Our current setup for this is:
- Inefficient (reflection is slow)
- Complicated (hard to maintain)
- Prone to bugs (managing state in Python memory is constantly tripping us up)
All of these problems are related to the fact that we’re building the SQL queries to run DDL operations in Python.
Solution¶
Create DDL functions in database¶
Create a function for each desired DDL operation on the database using SQL or PL/pgSQL.
- Each such function should be overloaded to have the signature needed for calling from Python with minimal fuss.
- Each such function should have a main implementation which uses the most reasonable signature for the task at hand.
Replace Python DDL functions with wrappers of DB functions¶
Replace the current Python functions performing DDL operations with thin wrappers for these functions.
- Be mindful of looking out for functions which may be deleted, rather than replaced, once this is done.

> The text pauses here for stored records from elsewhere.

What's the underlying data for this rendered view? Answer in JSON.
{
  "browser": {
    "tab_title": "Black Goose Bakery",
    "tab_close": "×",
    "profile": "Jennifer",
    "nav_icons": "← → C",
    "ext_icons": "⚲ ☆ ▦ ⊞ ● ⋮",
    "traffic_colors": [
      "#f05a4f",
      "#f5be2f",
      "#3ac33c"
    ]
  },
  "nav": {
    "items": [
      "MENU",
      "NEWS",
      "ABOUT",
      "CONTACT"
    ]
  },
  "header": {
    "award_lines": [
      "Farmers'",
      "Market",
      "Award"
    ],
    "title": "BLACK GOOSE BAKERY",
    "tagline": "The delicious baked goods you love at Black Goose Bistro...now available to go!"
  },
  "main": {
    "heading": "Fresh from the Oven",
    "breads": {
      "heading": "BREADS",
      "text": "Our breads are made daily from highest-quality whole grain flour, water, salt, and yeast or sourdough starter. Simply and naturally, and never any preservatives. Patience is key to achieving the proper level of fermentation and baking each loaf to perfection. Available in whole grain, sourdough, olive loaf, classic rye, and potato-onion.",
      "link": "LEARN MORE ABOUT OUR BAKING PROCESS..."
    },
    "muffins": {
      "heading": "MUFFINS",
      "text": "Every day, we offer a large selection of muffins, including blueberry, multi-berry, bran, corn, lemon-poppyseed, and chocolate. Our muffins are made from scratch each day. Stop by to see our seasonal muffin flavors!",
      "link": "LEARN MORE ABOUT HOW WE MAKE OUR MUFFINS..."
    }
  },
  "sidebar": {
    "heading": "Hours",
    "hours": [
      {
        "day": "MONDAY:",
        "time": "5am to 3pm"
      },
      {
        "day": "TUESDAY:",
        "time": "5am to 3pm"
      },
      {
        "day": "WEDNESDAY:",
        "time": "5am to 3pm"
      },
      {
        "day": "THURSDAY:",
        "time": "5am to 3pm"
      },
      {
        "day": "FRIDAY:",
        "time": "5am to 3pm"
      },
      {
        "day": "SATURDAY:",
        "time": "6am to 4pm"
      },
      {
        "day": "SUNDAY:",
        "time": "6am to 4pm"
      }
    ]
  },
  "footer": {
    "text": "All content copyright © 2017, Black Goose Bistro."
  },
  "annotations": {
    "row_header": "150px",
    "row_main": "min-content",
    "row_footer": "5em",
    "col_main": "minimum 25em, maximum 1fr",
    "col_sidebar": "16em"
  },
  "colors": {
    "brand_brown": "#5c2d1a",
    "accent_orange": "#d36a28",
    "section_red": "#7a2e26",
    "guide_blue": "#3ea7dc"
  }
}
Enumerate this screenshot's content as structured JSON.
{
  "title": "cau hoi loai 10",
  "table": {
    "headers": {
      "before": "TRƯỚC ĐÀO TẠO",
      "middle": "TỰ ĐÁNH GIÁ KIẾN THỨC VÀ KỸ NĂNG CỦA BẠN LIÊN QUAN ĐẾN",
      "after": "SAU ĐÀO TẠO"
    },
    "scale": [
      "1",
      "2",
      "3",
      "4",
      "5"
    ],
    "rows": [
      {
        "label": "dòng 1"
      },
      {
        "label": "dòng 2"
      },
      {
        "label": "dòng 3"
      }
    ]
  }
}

- Map the original Python function signatures to an appropriate function call of the database functions.
- It’s completely fine to create scaffolding functions at this point to avoid letting changes sprawl.
- After this phase, no SQLAlchemy imports should be used in any module whose functions are modified in this way, i.e., DDL operation modules.
Refactor and clean up results¶
Refactor to remove SQLAlchemy objects from calls using Python DDL functions:
- Remove any SQLAlchemy objects from DDL function signatures (This may require modifying callers slightly)
- Remove SQLAlchemy from the entire call stack calling a given function, all the way up to the API (within reason).
- Modify affected function signatures to avoid using
schema_name
,(schema_name, table_name)
, or(schema, table_name, column_name)
identifiers. Instead, preferschema_oid
,table_oid
or(table_oid, attnum)
identifiers (may require modifying callers slightly, or scaffolding). - Delete any unneeded functions.
Risks¶
- This is a major overhaul of the codebase. There’s always a possibility of unforseen problems
- This will probably make the codebase less approachable for outsiders.
- The testing may be trickier (though current prototyping didn’t require much changing of tests at all).
Resources¶
Meta-issue tracking this project
Timeline¶
Note: Parts of this timeline are delayed due to Brent’s parental leave.
Date | Outcome |
---|---|
2023-03-20 | Work starts |
2023-03-24 | Implementation spec and prototyping complete |
2023-03-31 | Implementation spec approved |
2023-07-24 | All needed DDL SQL Functions written |
2023-07-26 | All thin python wrappers written |
2023-08-02 | Refactor and clean up complete |